While officers were investigating, they learned of more threats in the area, the statement said. After touching base with the Kane County Bomb Squad, investigators learned the threats were thought to be part of a larger phishing scam targeting businesses.

Meanwhile, Elmhurst police responded about 2 p.m. to a bomb threat that was emailed to a business in the 300 block of North York Road, according to Michael Ruth, chief of police for the western suburb. Like many of the other threats, the email included a demand for bitcoins and was thought to be part of a larger pattern.

About 15 minutes later, the DuPage County sheriff’s office responded to another business that received a ransom email threatening a bombing, according to a statement from DuPage County Sheriff James Mendrick.

“This business is one of many businesses throughout DuPage and its collar counties, as well as businesses in other states that have received the same or similar threat via email,” said Mendrick, who noted that the FBI was aiding in the investigations. “At this time there appears to be no credible threat and it looks as if this is an extortion attempt.”

It didn't take South Elgin Police Sgt.
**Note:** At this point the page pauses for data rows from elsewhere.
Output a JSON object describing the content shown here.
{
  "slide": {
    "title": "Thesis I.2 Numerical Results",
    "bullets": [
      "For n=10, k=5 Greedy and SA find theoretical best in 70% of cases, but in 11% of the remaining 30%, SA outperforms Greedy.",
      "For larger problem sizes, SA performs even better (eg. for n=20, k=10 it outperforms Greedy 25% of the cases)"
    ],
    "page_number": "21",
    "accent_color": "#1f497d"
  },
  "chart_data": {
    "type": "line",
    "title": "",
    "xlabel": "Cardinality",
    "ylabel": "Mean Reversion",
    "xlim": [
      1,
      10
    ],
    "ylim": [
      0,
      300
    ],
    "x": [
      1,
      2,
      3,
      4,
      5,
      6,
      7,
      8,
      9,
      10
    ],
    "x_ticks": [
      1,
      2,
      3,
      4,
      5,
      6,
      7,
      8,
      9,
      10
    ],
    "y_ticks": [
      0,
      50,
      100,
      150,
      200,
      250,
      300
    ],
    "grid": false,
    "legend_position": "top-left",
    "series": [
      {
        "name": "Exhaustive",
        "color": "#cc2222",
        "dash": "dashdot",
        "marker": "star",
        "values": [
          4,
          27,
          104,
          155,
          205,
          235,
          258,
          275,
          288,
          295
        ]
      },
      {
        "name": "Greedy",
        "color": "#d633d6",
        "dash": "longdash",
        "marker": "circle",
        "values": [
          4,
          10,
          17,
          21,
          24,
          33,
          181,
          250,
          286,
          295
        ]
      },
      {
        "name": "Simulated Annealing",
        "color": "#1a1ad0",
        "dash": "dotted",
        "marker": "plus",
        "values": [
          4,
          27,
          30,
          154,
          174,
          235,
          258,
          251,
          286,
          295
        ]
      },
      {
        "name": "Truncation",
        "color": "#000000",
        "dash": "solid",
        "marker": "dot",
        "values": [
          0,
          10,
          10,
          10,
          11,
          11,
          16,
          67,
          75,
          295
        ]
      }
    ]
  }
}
Mike Doty long to determine that a threat to a small business on Division Street in the northwest suburb was part of a much larger hoax, as he heard from several nearby communities receiving similar messages.

 Doty said the South Elgin threat demanded payment of $20,000 to be paid online in bitcoin. 

Police reported similar, if not identical, threats to businesses in Rosemont, Oswego, Aurora and in much of DuPage, Kane and Kendall Counties, as did Shepard High School, government offices in Naperville, Wheaton, Geneva and Aurora, Rush-Copley Hospital and even an after-school children's workshop on Chicago's north side. Police said the threats were completely random. 

On Thursday afternoon, law enforcement officials were responding to similar threats across the country.

The New York City Police Department said the threats were meant to cause disruption and compel recipients into sending money and are not considered credible.

Some of the emails had the subject line: “Think Twice.”

The Palm Beach County, Florida, sheriff’s office and the Boise, Idaho, police said they had no reason to believe that threats made to locations in those areas were credible.

Across the country, some schools were closed early and others were evacuated because of the threats. Penn State University notified students via a campus alert. Near Atlanta, people were ushered out of a courthouse.